Un conseil de défense présidé par Emmanuel Macron s’est penché mercredi 21 mai dans la matinée sur un rapport consacré aux Frères musulmans et à l’islamisme politique. A l’issue de ce conseil, le président a demandé au gouvernement de formuler de « nouvelles propositions » au vu de la « gravité des faits » établis dans le document.
Ce rapport, dont l’Agence France-Presse a obtenu copie, fait état d’une « menace pour la cohésion nationale » avec le développement d’un islamisme « par le bas », au niveau des associations et des municipalités, émanant des Frères musulmans.
Le président avait convoqué autour de lui François Bayrou mais aussi plusieurs de ses ministres en charge des affaires étrangères, des finances, ainsi que de l’éducation nationale, de l’enseignement supérieur et des sports, « trois secteurs particulièrement visés par cet entrisme par le bas », a fait savoir l’Elysée.

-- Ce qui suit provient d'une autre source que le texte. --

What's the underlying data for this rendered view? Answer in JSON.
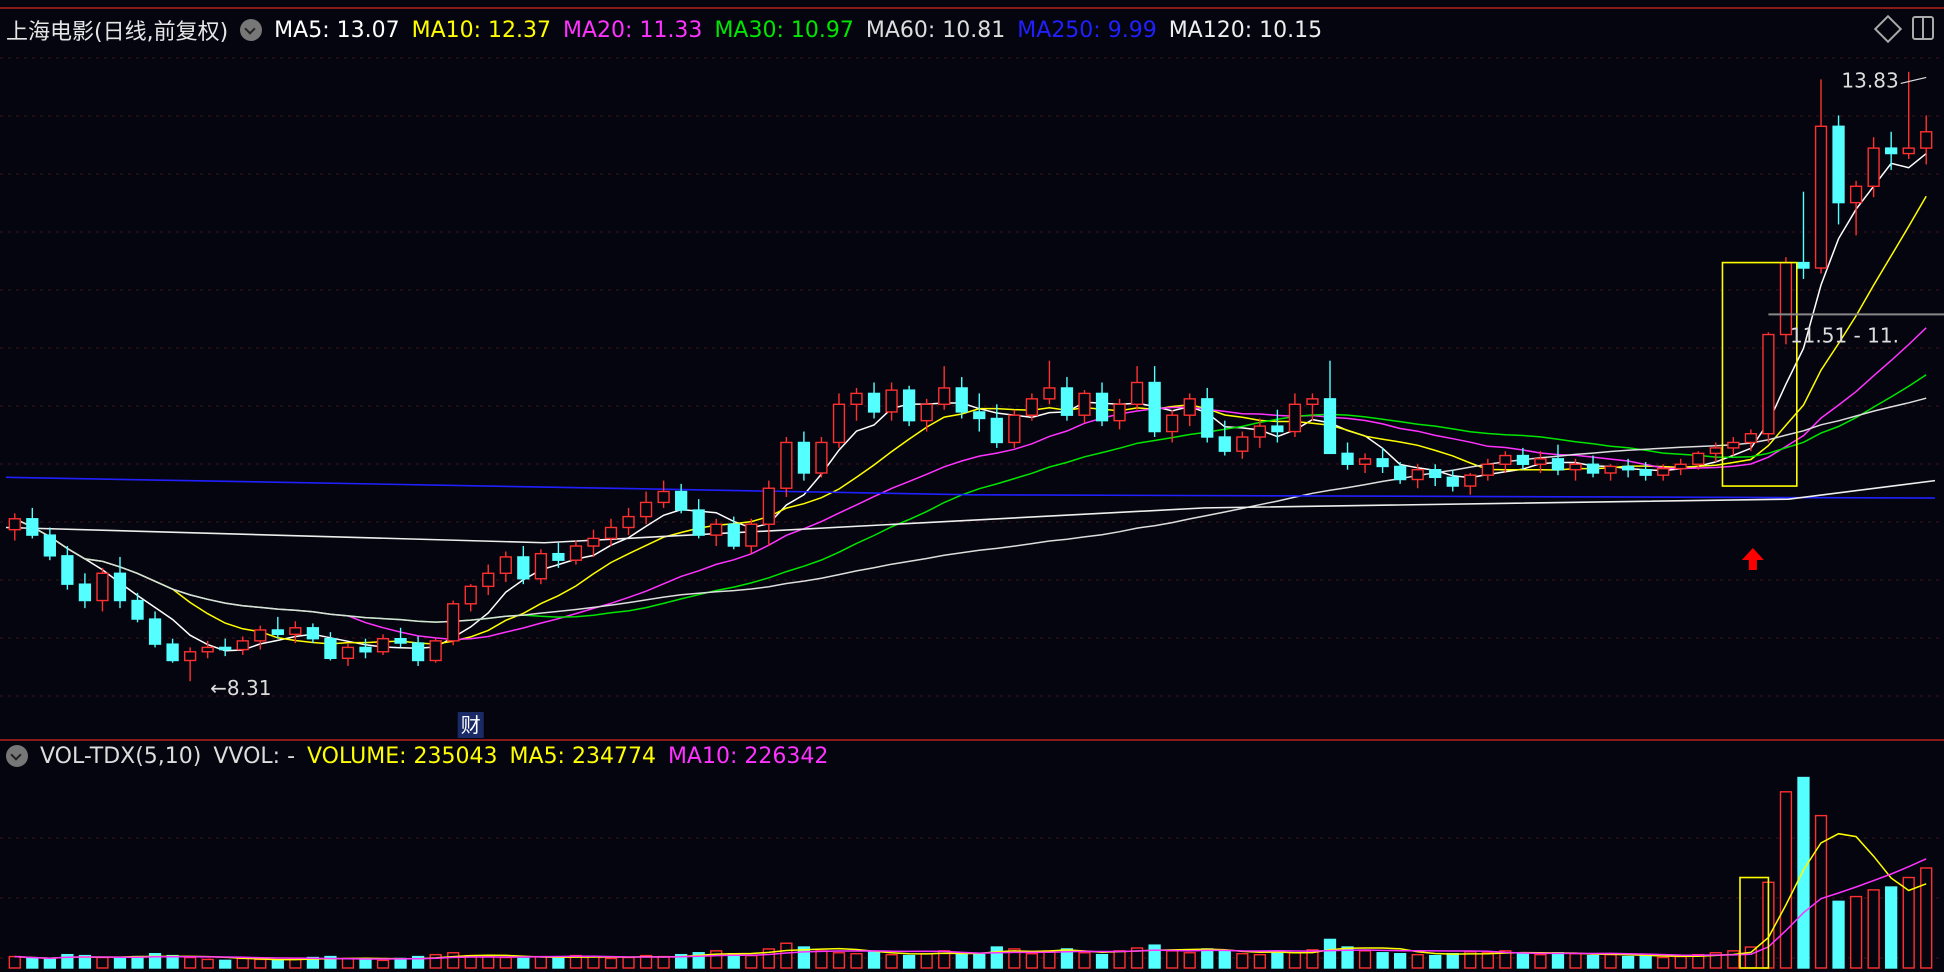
{
  "main_panel": {
    "title": "上海电影(日线,前复权)",
    "indicators": [
      {
        "label": "MA5: 13.07",
        "color": "#ffffff"
      },
      {
        "label": "MA10: 12.37",
        "color": "#ffff00"
      },
      {
        "label": "MA20: 11.33",
        "color": "#ff33ff"
      },
      {
        "label": "MA30: 10.97",
        "color": "#00e600"
      },
      {
        "label": "MA60: 10.81",
        "color": "#dddddd"
      },
      {
        "label": "MA250: 9.99",
        "color": "#2020ff"
      },
      {
        "label": "MA120: 10.15",
        "color": "#eeeeee"
      }
    ],
    "high_label": "13.83",
    "low_label": "8.31",
    "range_label": "11.51 - 11.",
    "event_marker": "财"
  },
  "volume_panel": {
    "title": "VOL-TDX(5,10)",
    "indicators": [
      {
        "label": "VVOL: -",
        "color": "#dddddd"
      },
      {
        "label": "VOLUME: 235043",
        "color": "#ffff00"
      },
      {
        "label": "MA5: 234774",
        "color": "#ffff00"
      },
      {
        "label": "MA10: 226342",
        "color": "#ff33ff"
      }
    ]
  },
  "colors": {
    "background": "#05050f",
    "up": "#ff3030",
    "down": "#54ffff",
    "grid": "#3a1414",
    "highlight_box": "#ffff00",
    "arrow": "#ff0000"
  },
  "chart_data": {
    "type": "candlestick",
    "title": "上海电影(日线,前复权)",
    "ylim": [
      8.0,
      14.1
    ],
    "moving_averages": [
      {
        "name": "MA5",
        "last": 13.07
      },
      {
        "name": "MA10",
        "last": 12.37
      },
      {
        "name": "MA20",
        "last": 11.33
      },
      {
        "name": "MA30",
        "last": 10.97
      },
      {
        "name": "MA60",
        "last": 10.81
      },
      {
        "name": "MA250",
        "last": 9.99
      },
      {
        "name": "MA120",
        "last": 10.15
      }
    ],
    "period_high": 13.83,
    "period_low": 8.31,
    "volume": {
      "last": 235043,
      "ma5": 234774,
      "ma10": 226342
    },
    "ohlc": [
      [
        9.7,
        9.85,
        9.6,
        9.8
      ],
      [
        9.8,
        9.9,
        9.62,
        9.65
      ],
      [
        9.65,
        9.72,
        9.42,
        9.46
      ],
      [
        9.46,
        9.55,
        9.15,
        9.2
      ],
      [
        9.2,
        9.3,
        8.98,
        9.05
      ],
      [
        9.05,
        9.35,
        8.95,
        9.3
      ],
      [
        9.3,
        9.45,
        8.98,
        9.05
      ],
      [
        9.05,
        9.12,
        8.85,
        8.88
      ],
      [
        8.88,
        8.95,
        8.62,
        8.65
      ],
      [
        8.65,
        8.7,
        8.48,
        8.5
      ],
      [
        8.5,
        8.62,
        8.31,
        8.58
      ],
      [
        8.58,
        8.68,
        8.52,
        8.62
      ],
      [
        8.62,
        8.7,
        8.54,
        8.6
      ],
      [
        8.6,
        8.72,
        8.55,
        8.68
      ],
      [
        8.68,
        8.82,
        8.6,
        8.78
      ],
      [
        8.78,
        8.9,
        8.7,
        8.74
      ],
      [
        8.74,
        8.86,
        8.66,
        8.8
      ],
      [
        8.8,
        8.84,
        8.66,
        8.7
      ],
      [
        8.7,
        8.76,
        8.5,
        8.52
      ],
      [
        8.52,
        8.66,
        8.45,
        8.62
      ],
      [
        8.62,
        8.7,
        8.52,
        8.58
      ],
      [
        8.58,
        8.74,
        8.55,
        8.7
      ],
      [
        8.7,
        8.8,
        8.62,
        8.66
      ],
      [
        8.66,
        8.72,
        8.45,
        8.5
      ],
      [
        8.5,
        8.7,
        8.48,
        8.68
      ],
      [
        8.68,
        9.05,
        8.64,
        9.02
      ],
      [
        9.02,
        9.2,
        8.95,
        9.18
      ],
      [
        9.18,
        9.38,
        9.1,
        9.3
      ],
      [
        9.3,
        9.5,
        9.22,
        9.45
      ],
      [
        9.45,
        9.55,
        9.2,
        9.25
      ],
      [
        9.25,
        9.52,
        9.2,
        9.48
      ],
      [
        9.48,
        9.58,
        9.35,
        9.42
      ],
      [
        9.42,
        9.6,
        9.38,
        9.55
      ],
      [
        9.55,
        9.7,
        9.45,
        9.62
      ],
      [
        9.62,
        9.8,
        9.55,
        9.72
      ],
      [
        9.72,
        9.9,
        9.65,
        9.82
      ],
      [
        9.82,
        10.05,
        9.75,
        9.95
      ],
      [
        9.95,
        10.15,
        9.9,
        10.05
      ],
      [
        10.05,
        10.12,
        9.85,
        9.88
      ],
      [
        9.88,
        9.98,
        9.62,
        9.65
      ],
      [
        9.65,
        9.8,
        9.55,
        9.75
      ],
      [
        9.75,
        9.82,
        9.52,
        9.55
      ],
      [
        9.55,
        9.8,
        9.48,
        9.75
      ],
      [
        9.75,
        10.15,
        9.55,
        10.08
      ],
      [
        10.08,
        10.55,
        10.0,
        10.5
      ],
      [
        10.5,
        10.6,
        10.15,
        10.22
      ],
      [
        10.22,
        10.55,
        10.18,
        10.5
      ],
      [
        10.5,
        10.95,
        10.45,
        10.85
      ],
      [
        10.85,
        11.0,
        10.7,
        10.95
      ],
      [
        10.95,
        11.05,
        10.72,
        10.78
      ],
      [
        10.78,
        11.05,
        10.7,
        10.98
      ],
      [
        10.98,
        11.02,
        10.65,
        10.7
      ],
      [
        10.7,
        10.9,
        10.6,
        10.85
      ],
      [
        10.85,
        11.2,
        10.8,
        11.0
      ],
      [
        11.0,
        11.1,
        10.72,
        10.78
      ],
      [
        10.78,
        10.95,
        10.6,
        10.72
      ],
      [
        10.72,
        10.85,
        10.45,
        10.5
      ],
      [
        10.5,
        10.8,
        10.45,
        10.75
      ],
      [
        10.75,
        10.95,
        10.7,
        10.9
      ],
      [
        10.9,
        11.25,
        10.85,
        11.0
      ],
      [
        11.0,
        11.1,
        10.7,
        10.75
      ],
      [
        10.75,
        10.98,
        10.68,
        10.95
      ],
      [
        10.95,
        11.05,
        10.65,
        10.7
      ],
      [
        10.7,
        10.9,
        10.62,
        10.85
      ],
      [
        10.85,
        11.2,
        10.8,
        11.05
      ],
      [
        11.05,
        11.2,
        10.55,
        10.6
      ],
      [
        10.6,
        10.8,
        10.5,
        10.75
      ],
      [
        10.75,
        10.95,
        10.65,
        10.9
      ],
      [
        10.9,
        11.0,
        10.5,
        10.55
      ],
      [
        10.55,
        10.7,
        10.38,
        10.42
      ],
      [
        10.42,
        10.6,
        10.35,
        10.55
      ],
      [
        10.55,
        10.72,
        10.45,
        10.65
      ],
      [
        10.65,
        10.8,
        10.5,
        10.6
      ],
      [
        10.6,
        10.95,
        10.55,
        10.85
      ],
      [
        10.85,
        10.95,
        10.7,
        10.9
      ],
      [
        10.9,
        11.25,
        10.85,
        10.4
      ],
      [
        10.4,
        10.5,
        10.25,
        10.3
      ],
      [
        10.3,
        10.4,
        10.22,
        10.35
      ],
      [
        10.35,
        10.45,
        10.22,
        10.28
      ],
      [
        10.28,
        10.32,
        10.12,
        10.16
      ],
      [
        10.16,
        10.3,
        10.08,
        10.25
      ],
      [
        10.25,
        10.3,
        10.1,
        10.18
      ],
      [
        10.18,
        10.25,
        10.05,
        10.1
      ],
      [
        10.1,
        10.22,
        10.02,
        10.2
      ],
      [
        10.2,
        10.35,
        10.15,
        10.3
      ],
      [
        10.3,
        10.42,
        10.22,
        10.38
      ],
      [
        10.38,
        10.45,
        10.25,
        10.3
      ],
      [
        10.3,
        10.42,
        10.22,
        10.35
      ],
      [
        10.35,
        10.48,
        10.2,
        10.25
      ],
      [
        10.25,
        10.35,
        10.15,
        10.3
      ],
      [
        10.3,
        10.38,
        10.18,
        10.22
      ],
      [
        10.22,
        10.3,
        10.15,
        10.28
      ],
      [
        10.28,
        10.35,
        10.18,
        10.25
      ],
      [
        10.25,
        10.32,
        10.15,
        10.2
      ],
      [
        10.2,
        10.3,
        10.15,
        10.26
      ],
      [
        10.26,
        10.35,
        10.2,
        10.3
      ],
      [
        10.3,
        10.42,
        10.25,
        10.4
      ],
      [
        10.4,
        10.5,
        10.32,
        10.45
      ],
      [
        10.45,
        10.55,
        10.38,
        10.5
      ],
      [
        10.5,
        10.62,
        10.42,
        10.58
      ],
      [
        10.58,
        11.51,
        10.5,
        11.49
      ],
      [
        11.49,
        12.2,
        11.4,
        12.15
      ],
      [
        12.15,
        12.8,
        12.0,
        12.1
      ],
      [
        12.1,
        13.83,
        12.05,
        13.4
      ],
      [
        13.4,
        13.5,
        12.5,
        12.7
      ],
      [
        12.7,
        12.9,
        12.4,
        12.85
      ],
      [
        12.85,
        13.3,
        12.75,
        13.2
      ],
      [
        13.2,
        13.35,
        13.0,
        13.15
      ],
      [
        13.15,
        13.9,
        13.1,
        13.2
      ],
      [
        13.2,
        13.5,
        13.05,
        13.35
      ]
    ],
    "volumes": [
      12,
      10,
      9,
      14,
      13,
      11,
      10,
      12,
      15,
      13,
      11,
      9,
      8,
      10,
      9,
      8,
      9,
      11,
      12,
      10,
      9,
      8,
      10,
      12,
      14,
      16,
      13,
      12,
      11,
      10,
      12,
      11,
      13,
      12,
      10,
      11,
      13,
      12,
      14,
      16,
      18,
      15,
      13,
      20,
      26,
      22,
      18,
      16,
      15,
      17,
      14,
      13,
      15,
      18,
      16,
      14,
      22,
      20,
      15,
      18,
      20,
      16,
      14,
      18,
      21,
      24,
      18,
      16,
      20,
      18,
      15,
      14,
      17,
      16,
      19,
      30,
      22,
      18,
      16,
      15,
      14,
      13,
      15,
      17,
      16,
      18,
      15,
      14,
      16,
      15,
      13,
      14,
      12,
      13,
      11,
      12,
      14,
      16,
      18,
      22,
      90,
      185,
      200,
      160,
      70,
      75,
      82,
      85,
      95,
      105
    ]
  }
}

« Compte tenu de l’importance du sujet et de la gravité des faits établis, il [Emmanuel Macron] a demandé au gouvernement de formuler de nouvelles propositions qui seront examinées lors d’un prochain Conseil de défense au début du mois de juin », a communiqué l’Elysée, ajoutant que le chef de l’Etat avait décidé de rendre public le rapport « d’ici la fin de la semaine », une communication rarissime pour un Conseil de défense.
Au même moment, le ministre de l’intérieur Bruno Retailleau a esquissé de premières pistes devant le Sénat, à savoir « une meilleure organisation de l’Etat » avec « un vrai chef de file en matière de renseignement » et « un parquet administratif au ministère de l’intérieur » pour « diligenter des dissolutions » et « des entraves administratives ».

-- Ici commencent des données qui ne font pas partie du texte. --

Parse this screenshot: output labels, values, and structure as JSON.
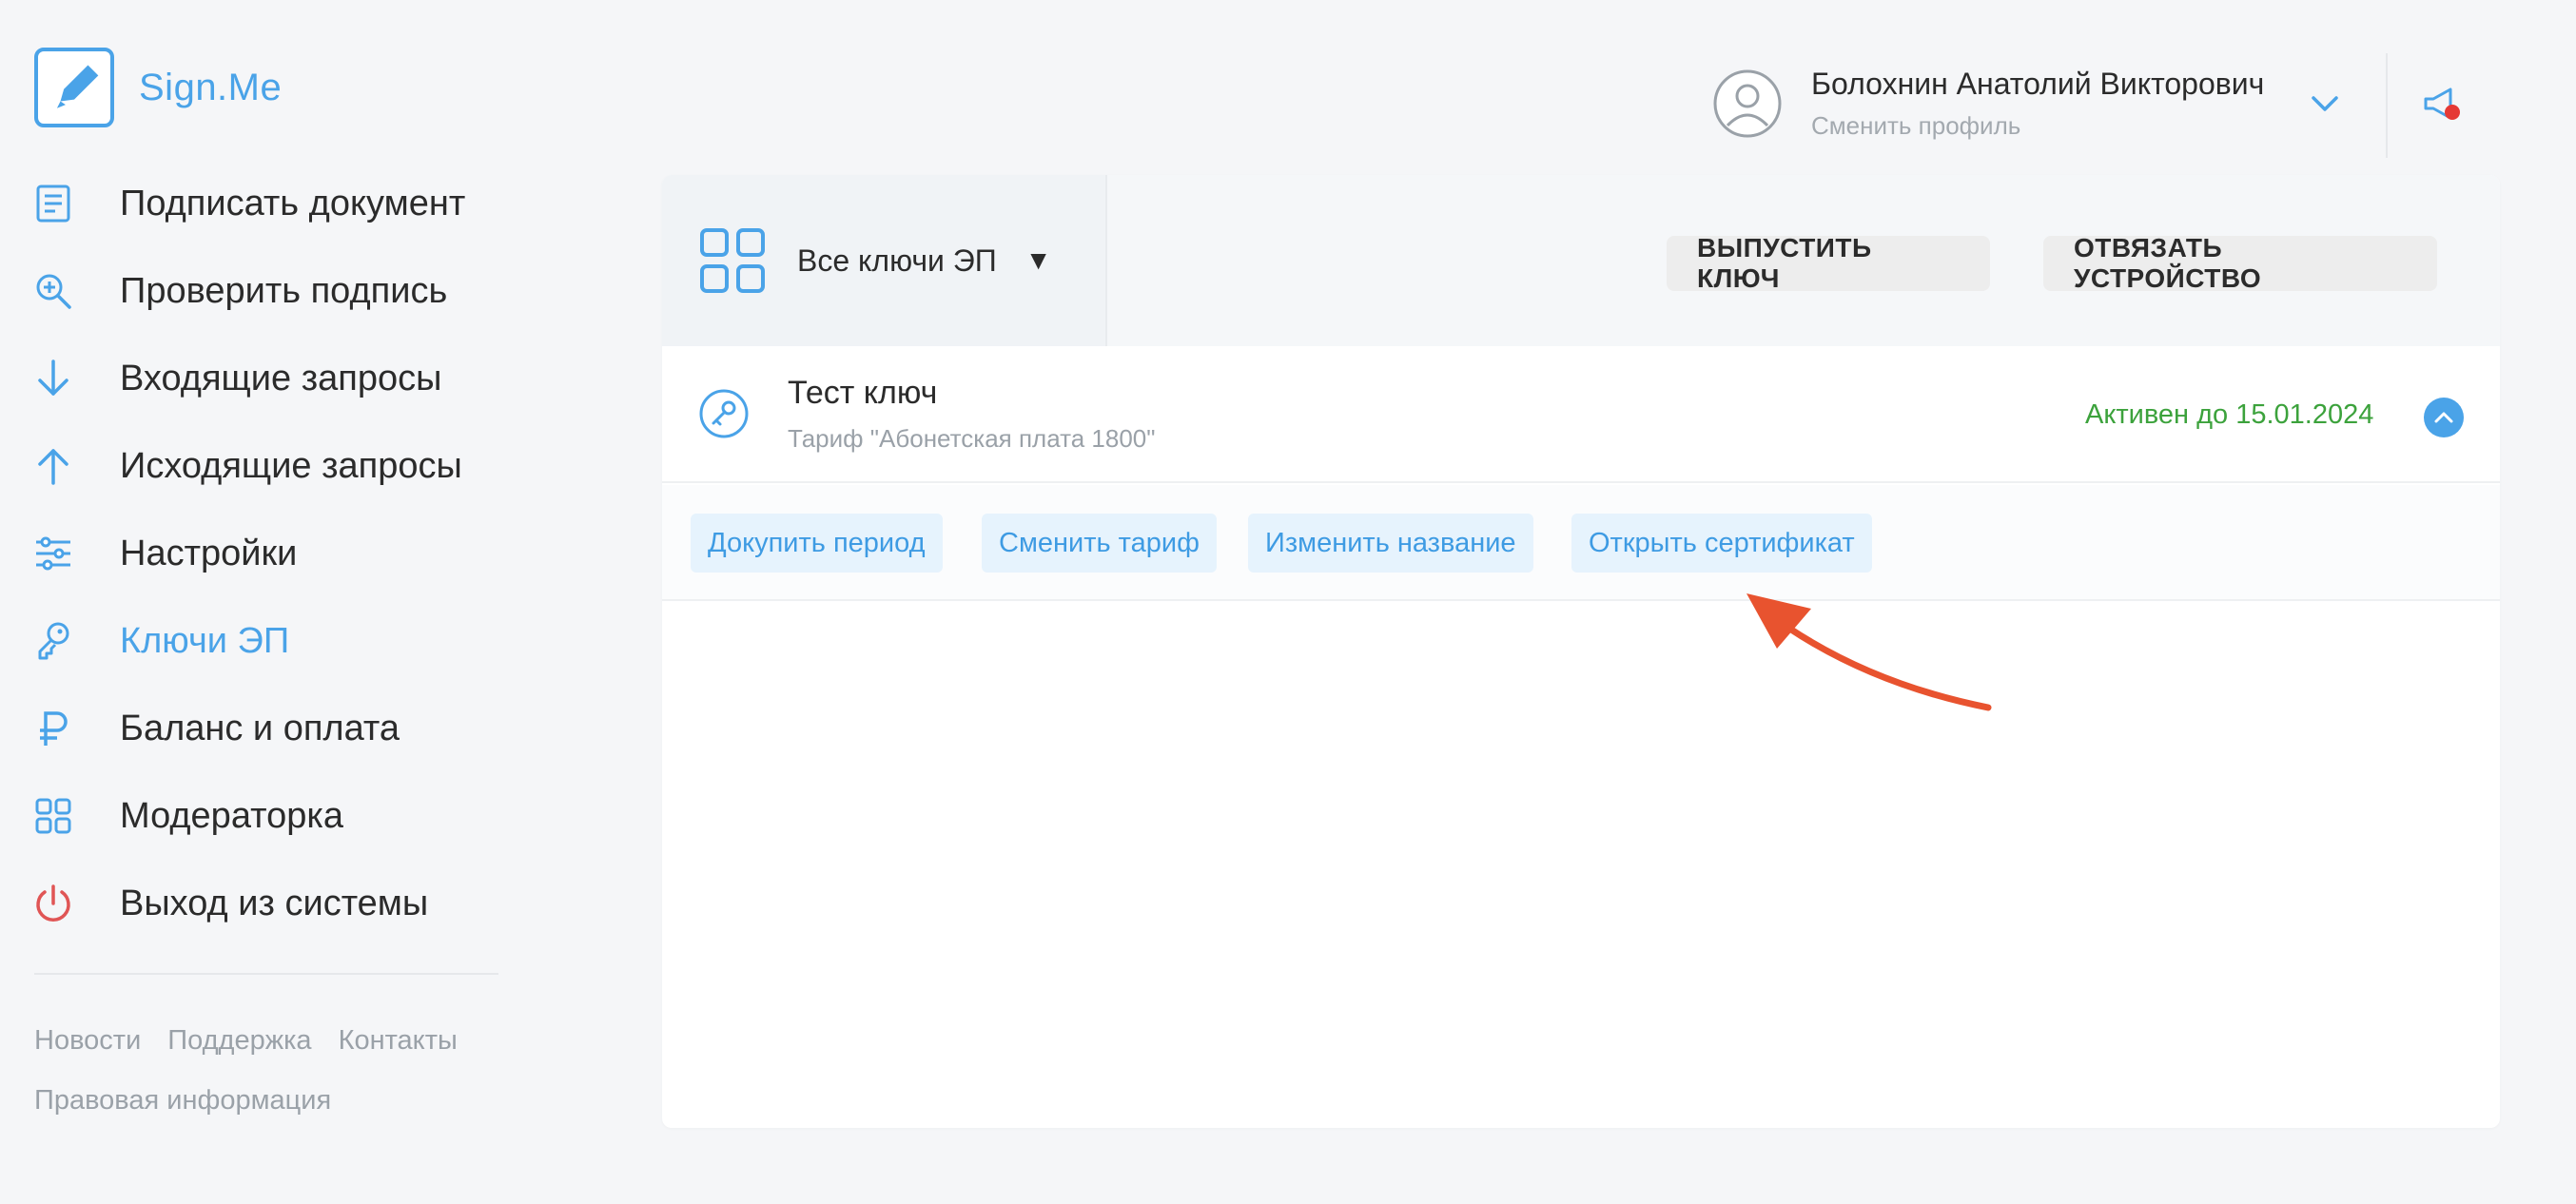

Il a également évoqué une « formation » des fonctionnaires et des élus locaux, et une « stratégie de sensibilisation du grand public », soulignant « des trous dans la raquette » concernant les « circuits financiers » de cette mouvance.
Le Conseil s’est aussi penché sur la question des réseaux sociaux, « vecteur pour les islamistes qui surfent sur des éléments d’actualité et remettent en cause ce que la République défend en matière de laïcité, notamment pour essayer de démontrer que l’Etat est islamophobe ».
« Amalgames entre islam, islamisme politique et radicalité »
Présentée comme « la branche nationale des Frères musulmans en France », la Fédération des Musulmans de France a vivement dénoncé dans un communiqué des « accusations infondées » et mis en garde contre des « amalgames dangereux ».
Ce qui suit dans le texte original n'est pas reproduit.